Becuase of the different operating conditions in the eastern mountains, driver diameters tended to be smaller than mid west and western locos.
Rockies may be taller, but the Appalachians are in many ways more rugged per mile, requiring more and sharper curves and steeper grades to traverse.
This created a need for locos that could manage constant moderate speed under all conditons rather than highest possible speed on relatively straight track.
Larger drivers mean a larger rigid wheelbase which ultimately reduces maximum speed on curves and reduces torque on grades. Other east coast Northerns had similar driver sizes.
Keep in mind that this would not have been a fast locomotive on any railroad other than N&W, and indeed was anything but a joy when built without the Timken lightweight rods and bearings. But the real secret was not that the engine was equipped with roller bearings (the UP FEF-3s did not have roller rods and were reliable and fast) it was that Voyce Glaze did the balancing and did not screw the pooch like the AAR-following people who balanced the ACL R1s and New Haven I-5s.

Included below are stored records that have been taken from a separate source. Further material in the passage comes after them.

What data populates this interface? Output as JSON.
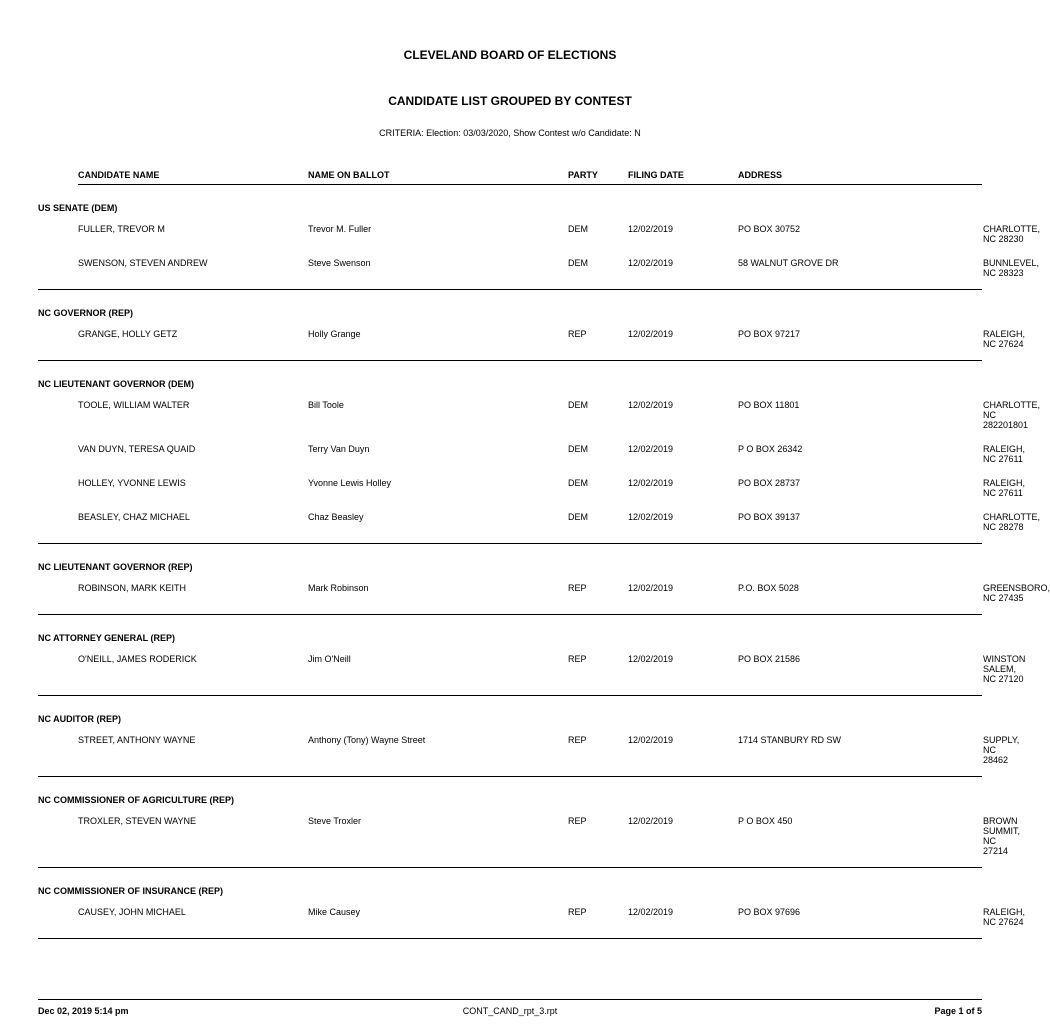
{
  "title1": "CLEVELAND BOARD OF ELECTIONS",
  "title2": "CANDIDATE LIST GROUPED BY CONTEST",
  "criteria": "CRITERIA:  Election: 03/03/2020, Show Contest w/o Candidate: N",
  "headers": {
    "name": "CANDIDATE NAME",
    "ballot": "NAME ON BALLOT",
    "party": "PARTY",
    "filing": "FILING DATE",
    "address": "ADDRESS"
  },
  "contests": [
    {
      "title": "US SENATE (DEM)",
      "candidates": [
        {
          "name": "FULLER, TREVOR M",
          "ballot": "Trevor M. Fuller",
          "party": "DEM",
          "filing": "12/02/2019",
          "addr1": "PO BOX 30752",
          "addr2": "CHARLOTTE, NC 28230"
        },
        {
          "name": "SWENSON, STEVEN ANDREW",
          "ballot": "Steve Swenson",
          "party": "DEM",
          "filing": "12/02/2019",
          "addr1": "58 WALNUT GROVE DR",
          "addr2": "BUNNLEVEL, NC 28323"
        }
      ]
    },
    {
      "title": "NC GOVERNOR (REP)",
      "candidates": [
        {
          "name": "GRANGE, HOLLY GETZ",
          "ballot": "Holly Grange",
          "party": "REP",
          "filing": "12/02/2019",
          "addr1": "PO BOX 97217",
          "addr2": "RALEIGH, NC 27624"
        }
      ]
    },
    {
      "title": "NC LIEUTENANT GOVERNOR (DEM)",
      "candidates": [
        {
          "name": "TOOLE, WILLIAM WALTER",
          "ballot": "Bill Toole",
          "party": "DEM",
          "filing": "12/02/2019",
          "addr1": "PO BOX 11801",
          "addr2": "CHARLOTTE, NC 282201801"
        },
        {
          "name": "VAN DUYN, TERESA QUAID",
          "ballot": "Terry Van Duyn",
          "party": "DEM",
          "filing": "12/02/2019",
          "addr1": "P O BOX 26342",
          "addr2": "RALEIGH, NC 27611"
        },
        {
          "name": "HOLLEY, YVONNE LEWIS",
          "ballot": "Yvonne Lewis Holley",
          "party": "DEM",
          "filing": "12/02/2019",
          "addr1": "PO BOX 28737",
          "addr2": "RALEIGH, NC 27611"
        },
        {
          "name": "BEASLEY, CHAZ MICHAEL",
          "ballot": "Chaz Beasley",
          "party": "DEM",
          "filing": "12/02/2019",
          "addr1": "PO BOX 39137",
          "addr2": "CHARLOTTE, NC 28278"
        }
      ]
    },
    {
      "title": "NC LIEUTENANT GOVERNOR (REP)",
      "candidates": [
        {
          "name": "ROBINSON, MARK KEITH",
          "ballot": "Mark Robinson",
          "party": "REP",
          "filing": "12/02/2019",
          "addr1": "P.O. BOX 5028",
          "addr2": "GREENSBORO, NC 27435"
        }
      ]
    },
    {
      "title": "NC ATTORNEY GENERAL (REP)",
      "candidates": [
        {
          "name": "O'NEILL, JAMES RODERICK",
          "ballot": "Jim O'Neill",
          "party": "REP",
          "filing": "12/02/2019",
          "addr1": "PO BOX 21586",
          "addr2": "WINSTON SALEM, NC 27120"
        }
      ]
    },
    {
      "title": "NC AUDITOR (REP)",
      "candidates": [
        {
          "name": "STREET, ANTHONY WAYNE",
          "ballot": "Anthony (Tony) Wayne Street",
          "party": "REP",
          "filing": "12/02/2019",
          "addr1": "1714 STANBURY RD SW",
          "addr2": "SUPPLY, NC 28462"
        }
      ]
    },
    {
      "title": "NC COMMISSIONER OF AGRICULTURE (REP)",
      "candidates": [
        {
          "name": "TROXLER, STEVEN WAYNE",
          "ballot": "Steve Troxler",
          "party": "REP",
          "filing": "12/02/2019",
          "addr1": "P O BOX 450",
          "addr2": "BROWN SUMMIT, NC 27214"
        }
      ]
    },
    {
      "title": "NC COMMISSIONER OF INSURANCE (REP)",
      "candidates": [
        {
          "name": "CAUSEY, JOHN MICHAEL",
          "ballot": "Mike Causey",
          "party": "REP",
          "filing": "12/02/2019",
          "addr1": "PO BOX 97696",
          "addr2": "RALEIGH, NC 27624"
        }
      ]
    }
  ],
  "footer": {
    "left": "Dec 02, 2019   5:14 pm",
    "center": "CONT_CAND_rpt_3.rpt",
    "right": "Page 1 of 5"
  }
}
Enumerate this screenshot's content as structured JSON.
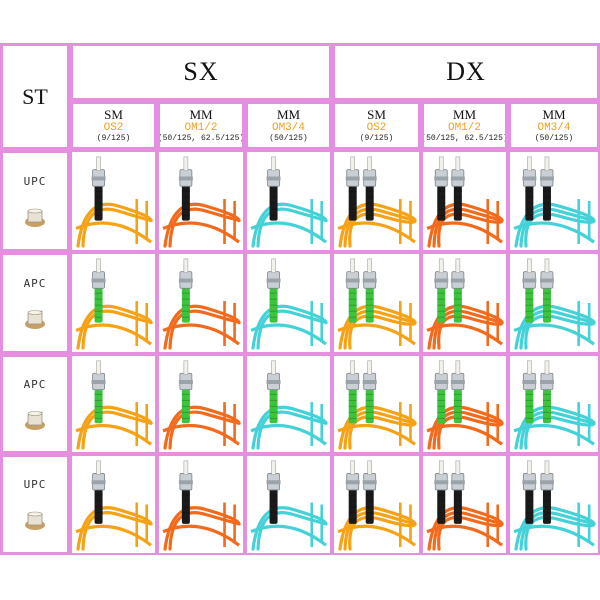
{
  "header": {
    "corner_label": "ST",
    "groups": [
      {
        "label": "SX"
      },
      {
        "label": "DX"
      }
    ],
    "columns": [
      {
        "mode": "SM",
        "grade": "OS2",
        "size": "(9/125)"
      },
      {
        "mode": "MM",
        "grade": "OM1/2",
        "size": "(50/125, 62.5/125)"
      },
      {
        "mode": "MM",
        "grade": "OM3/4",
        "size": "(50/125)"
      },
      {
        "mode": "SM",
        "grade": "OS2",
        "size": "(9/125)"
      },
      {
        "mode": "MM",
        "grade": "OM1/2",
        "size": "(50/125, 62.5/125)"
      },
      {
        "mode": "MM",
        "grade": "OM3/4",
        "size": "(50/125)"
      }
    ]
  },
  "rows": [
    {
      "polish": "UPC",
      "boot_color": "#1a1a1a",
      "ferrule": "flat"
    },
    {
      "polish": "APC",
      "boot_color": "#3cc43c",
      "ferrule": "angled"
    },
    {
      "polish": "APC",
      "boot_color": "#3cc43c",
      "ferrule": "angled"
    },
    {
      "polish": "UPC",
      "boot_color": "#1a1a1a",
      "ferrule": "flat"
    }
  ],
  "cable_colors": [
    "#f5a216",
    "#f26a1b",
    "#44d2d8",
    "#f5a216",
    "#f26a1b",
    "#44d2d8"
  ],
  "colors": {
    "grid_border": "#e87ee6",
    "grade_text": "#f0a020"
  }
}
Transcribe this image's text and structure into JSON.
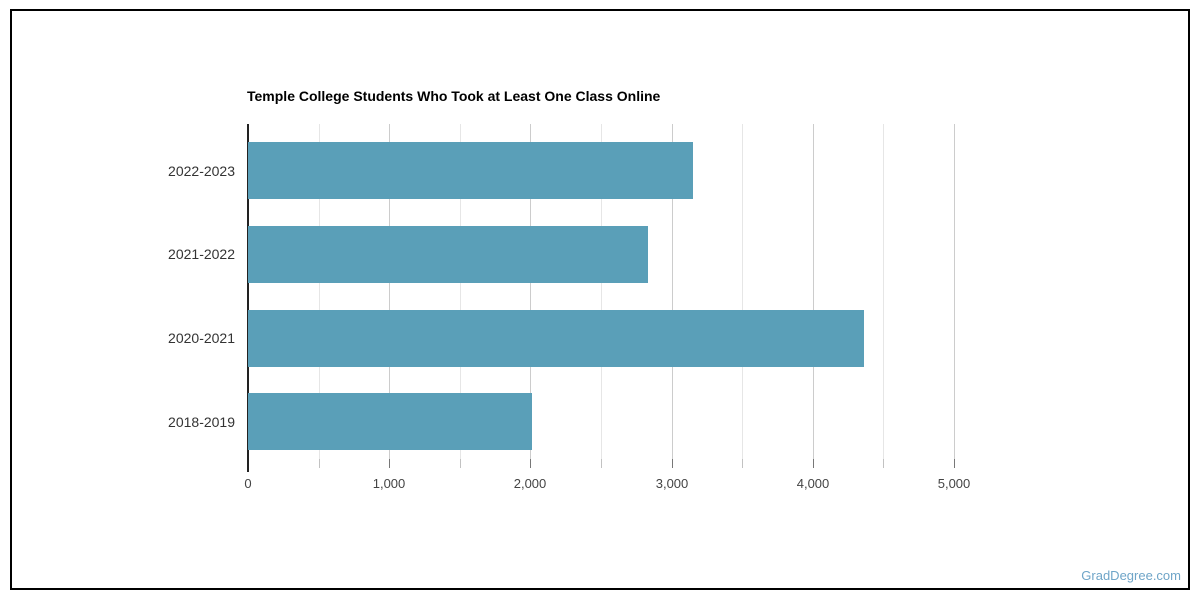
{
  "frame": {
    "watermark": "GradDegree.com",
    "watermark_color": "#6fa5c8"
  },
  "chart_data": {
    "type": "bar",
    "orientation": "horizontal",
    "title": "Temple College Students Who Took at Least One Class Online",
    "categories": [
      "2022-2023",
      "2021-2022",
      "2020-2021",
      "2018-2019"
    ],
    "values": [
      3150,
      2830,
      4360,
      2010
    ],
    "xlabel": "",
    "ylabel": "",
    "xlim": [
      0,
      5520
    ],
    "grid": true,
    "legend_position": "none",
    "major_ticks": [
      {
        "value": 0,
        "label": "0"
      },
      {
        "value": 1000,
        "label": "1,000"
      },
      {
        "value": 2000,
        "label": "2,000"
      },
      {
        "value": 3000,
        "label": "3,000"
      },
      {
        "value": 4000,
        "label": "4,000"
      },
      {
        "value": 5000,
        "label": "5,000"
      }
    ],
    "minor_ticks": [
      500,
      1500,
      2500,
      3500,
      4500
    ],
    "colors": {
      "bar": "#5a9fb8",
      "major_grid": "#cccccc",
      "minor_grid": "#e6e6e6",
      "baseline": "#222222",
      "major_tick": "#777777",
      "minor_tick": "#c2c2c2",
      "axis_label": "#444444",
      "category_label": "#333333",
      "title": "#000000"
    }
  }
}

Indeed the issue with sustained high speed was more or less exactly where you’d expect to find it: valve tribology at high machinery speed combined with crazy high superheat level not encountered in N&W practice. But over 112mph from 70" drivers with a boiler large enough to sustain the necessary mass flow is not to be laughed at.
PRR advised larger drivers (at least 77" as I recall) but a moment’s reflection on how tall the result would be (and how top-heavy it might behave!) will tell you why there was no piston R2 class there.
When did RF&P ever have a 4-8-4 with an 80" wheel? I thought all the classes were 77"… not that that was inferior. These were really all-round the best-looking of 4-8-4s (in my opinion).
(Maybe I’d see more of you if I visited the MR Forum more often, but honestly there’s usually very little there to interest me.)
I just checked the book on the RF&P’s 4-8-4’s, God forbid I should call proud Virginia locomotives “Northerns,” and indeed all three classes had 77" drivers.
Incredibly handsome engines too, it’s a shame none were saved. That fact alone mystifies many in the Richmond area who remember, considering the pride the RF&P showed in those locomotives.
Why not separate out LV as they did the same experiment with the same general result with the last 5 Wyomings?
And the C&O had Greenbrier drivers at 72" about as long as the NYC had the Niagara’s at 75" – I think the early ones were 74" by 1947 and the later ones followed delivered at that.
And solid financials at the time as well. No poverty forcing their hand like some roads like the Rutland faced that were saddened to see the passing of an era, but just couldn’t justify donating several thousand dollars worth of scrap metal as a memorial to the steam age.
And late retirements for at least some of the RF&P’s fleet, which makes it perhaps even stranger. Back in say 1951 when you’re sending your steamers to the torch and steam is seemingly still everywhere in the region, it’s easy to see how it might’ve been overlooked. But 1959 was when their last 4-8-4’s went off the roster after several years in storage.
That’s a point where the steam fleets for most Eastern Class 1’s were already a thing of the past and the world was devoid of examples of important classes like New York Central’s fleet of Hudsons, any steam power from several historic lines like the Erie, etc.